The messy result has left not only two fractured political parties but a deeply fissured country, as many Remain voters struggled to understand how those with the same nationality could have come to such a radically different conclusion from them. Farage’s claims that it was “a victory for ordinary, decent people” drew much anger. Londoners on social media expressed their disbelief over the result, with many feeling that they inhabited a different country from the rest.

The country’s challenges, aside from the messy economic questions, do not of course stop there. The very future of the union could be at stake, with the possibilities of independence referendums in Northern Ireland and Scotland rearing their heads.

Struggling to keep this all together until October at the latest will be Cameron. Appearing shattered, he announced emotionally he would be stepping down to ensure the country had “strong, determined, and committed” leadership to lead negotiations with the EU, negotiations that will be fraught with tensions and challenges as other member states grapple with their own domestic consequences from Britain’s move.

Where will Britain go from here?

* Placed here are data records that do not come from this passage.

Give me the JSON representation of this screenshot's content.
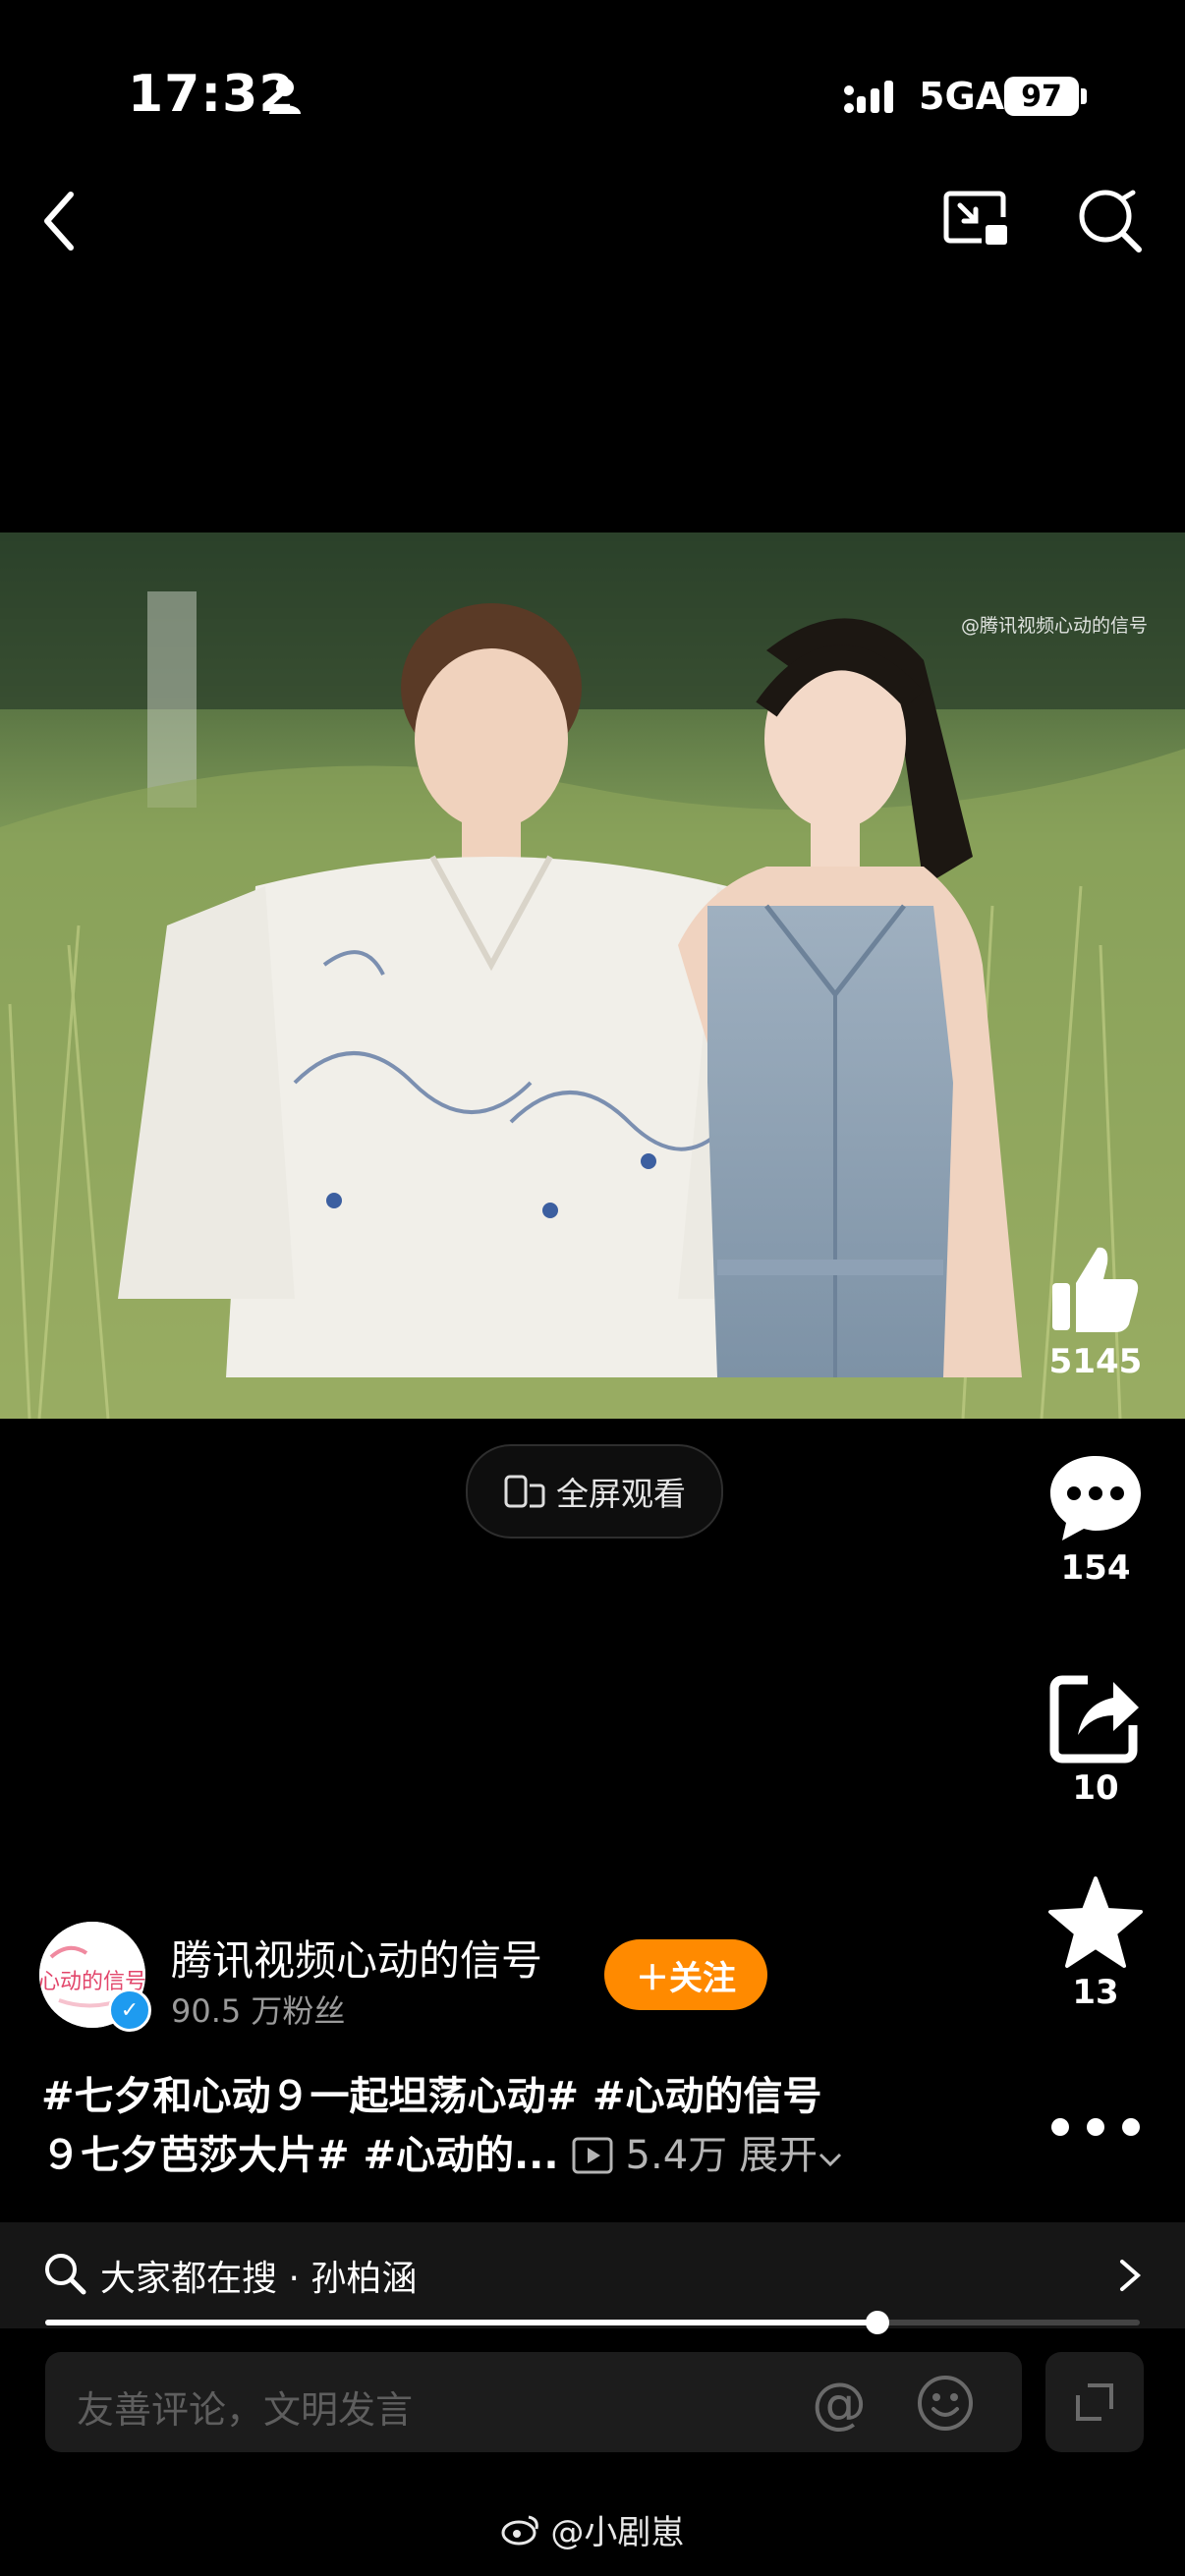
{
  "status": {
    "time": "17:32",
    "network": "5GA",
    "battery": "97"
  },
  "video": {
    "watermark": "@腾讯视频心动的信号",
    "fullscreen_label": "全屏观看"
  },
  "actions": {
    "likes": "5145",
    "comments": "154",
    "shares": "10",
    "favorites": "13"
  },
  "author": {
    "name": "腾讯视频心动的信号",
    "fans": "90.5 万粉丝",
    "follow_label": "＋关注",
    "avatar_text": "心动的信号"
  },
  "caption": {
    "line1": "#七夕和心动９一起坦荡心动# #心动的信号",
    "line2": "９七夕芭莎大片# #心动的...",
    "plays": "5.4万",
    "expand": "展开"
  },
  "search": {
    "text": "大家都在搜 · 孙柏涵"
  },
  "progress": {
    "fraction": 0.76
  },
  "comment": {
    "placeholder": "友善评论，文明发言",
    "at": "@"
  },
  "footer": {
    "watermark": "@小剧崽"
  },
  "colors": {
    "accent": "#ff8a00",
    "verified": "#1e9bf0",
    "background": "#000000"
  }
}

Ardent Brexiteer and bookies’ favourite to be Prime Minister, Boris Johnson has attempted to portray this as a “glorious opportunity” for a forward-looking country seeking to forge stronger links with nations well beyond Europe’s borders.

But after the vicious campaign of the past few months, the victors will struggle to shed the view that many across the world have built of them — that of a nation that had so much but chose to abandon it in favour of a xenophobic, small-island mentality.